Both Holmarsdottir and Dr. Farag believe that the interest was strong because GEEP’s research is new and significant. Both of GEEP’s target countries experience significant gender-based educational challenges and scholars in both have not devoted sufficient time and effort to examining the phenomena. Dr. Farag believes that it is essential to examine these issues if progress is to be made. “If we do not explore and understand the issues that are impacting the education of our young people, we will be powerless to make positive changes,” she says after conducting an interview with a young southern Sudanese girl.

Building on the strength of the research and the goal of capacity building, GEEP coordinators had a workshop in Cape Town during October of 2010 during which they laid the framework of a book that will draw upon findings of researchers in both of the target countries. “Many of our researchers will contribute chapters to a book that deals specifically with gender issues in education,” Dr. Holmarsdottir explains. “It is a big success of the project that researchers will draft, develop and ultimately contribute to an academic book on the subject we’re addressing.”

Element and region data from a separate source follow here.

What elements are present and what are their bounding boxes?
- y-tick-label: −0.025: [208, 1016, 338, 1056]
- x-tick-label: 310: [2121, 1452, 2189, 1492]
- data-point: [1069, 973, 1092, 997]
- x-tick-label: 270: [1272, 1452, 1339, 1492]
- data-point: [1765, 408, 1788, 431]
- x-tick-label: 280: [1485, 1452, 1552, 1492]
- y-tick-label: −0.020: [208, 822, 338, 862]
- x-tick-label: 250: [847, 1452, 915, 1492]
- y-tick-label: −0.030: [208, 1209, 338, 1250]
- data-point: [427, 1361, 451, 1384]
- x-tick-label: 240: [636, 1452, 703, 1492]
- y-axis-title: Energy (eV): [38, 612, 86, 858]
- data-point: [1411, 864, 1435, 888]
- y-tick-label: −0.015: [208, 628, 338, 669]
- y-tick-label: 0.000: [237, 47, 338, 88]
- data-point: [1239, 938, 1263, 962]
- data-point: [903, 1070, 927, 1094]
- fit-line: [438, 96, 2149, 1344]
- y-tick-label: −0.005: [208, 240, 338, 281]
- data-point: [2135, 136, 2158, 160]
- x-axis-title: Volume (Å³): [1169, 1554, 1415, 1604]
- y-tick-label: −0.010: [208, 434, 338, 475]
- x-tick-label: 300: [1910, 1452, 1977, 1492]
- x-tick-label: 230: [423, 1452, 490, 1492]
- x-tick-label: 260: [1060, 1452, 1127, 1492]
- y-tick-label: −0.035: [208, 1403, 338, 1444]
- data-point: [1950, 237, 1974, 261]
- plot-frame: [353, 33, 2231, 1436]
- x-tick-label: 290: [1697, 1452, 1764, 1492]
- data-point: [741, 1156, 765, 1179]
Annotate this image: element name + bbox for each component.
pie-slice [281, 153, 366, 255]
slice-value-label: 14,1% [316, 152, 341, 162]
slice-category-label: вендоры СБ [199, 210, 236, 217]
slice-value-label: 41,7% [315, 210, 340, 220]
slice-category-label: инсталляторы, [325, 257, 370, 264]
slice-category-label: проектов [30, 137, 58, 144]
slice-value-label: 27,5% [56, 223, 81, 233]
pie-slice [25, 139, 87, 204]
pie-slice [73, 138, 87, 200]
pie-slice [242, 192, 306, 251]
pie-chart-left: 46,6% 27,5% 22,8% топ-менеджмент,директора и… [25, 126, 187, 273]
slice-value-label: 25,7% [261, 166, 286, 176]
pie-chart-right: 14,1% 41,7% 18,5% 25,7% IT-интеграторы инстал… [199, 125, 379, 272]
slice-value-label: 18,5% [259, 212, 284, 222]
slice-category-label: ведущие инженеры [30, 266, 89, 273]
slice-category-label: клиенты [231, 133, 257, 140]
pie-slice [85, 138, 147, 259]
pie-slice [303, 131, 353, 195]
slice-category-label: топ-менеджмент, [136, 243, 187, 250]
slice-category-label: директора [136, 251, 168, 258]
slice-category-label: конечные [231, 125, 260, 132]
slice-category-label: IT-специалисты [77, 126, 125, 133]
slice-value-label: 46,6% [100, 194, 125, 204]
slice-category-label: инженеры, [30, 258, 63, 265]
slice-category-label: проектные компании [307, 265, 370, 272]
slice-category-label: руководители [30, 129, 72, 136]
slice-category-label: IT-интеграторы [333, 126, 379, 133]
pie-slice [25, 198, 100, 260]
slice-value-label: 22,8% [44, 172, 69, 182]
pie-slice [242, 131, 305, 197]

At this stage of the programme, Dr. Holmarsdottir believes that her research, and that of her colleagues, is yielding significant findings. “I have found that gender plays a significant role in access to education,” she says. “Boys have higher access levels as the education process progresses because they are able to generate income that girls are often not able to,” she adds. She notices a significant decline in female enrollment rates after primary level 4, which she believes is due, at least in part, to cultural attitudes that prevent girls from working part time jobs. “It seems that girls are meant to be protected, to be kept away from markets and other places of business where they might be ‘spoiled.’” She believes that boys are not subject to the same restrictions and are therefore able to sell small items, drive taxis and engage in other forms of employment that helps defray mounting school costs.

As the GEEP program moves toward its final year of funding, its participants feel that they have made significant progress towards their objectives. “We have collected a tremendous amount of data regarding gender related education issues,” Dr. Alawia says. “The capacity of our researchers is growing all the time.” The participants are eager for funds to keep the program alive. “We have come a long way in mapping the landscapes and their respective challenges,” Holmarsdottir explains. “On the basis of this research, we are moving towards a stage in which we can develop actionable results to the challenges we’ve mapped.”

In an environment such as southern Sudan, where nearly 90 percent of women are unable to read or write, programs like GEEP seem essential to progress. With southern Sudan preparing for an independence referendum that will likely transform the region into Africa’s newest country, intensive assessment of educational challenges is an essential part of the way forward.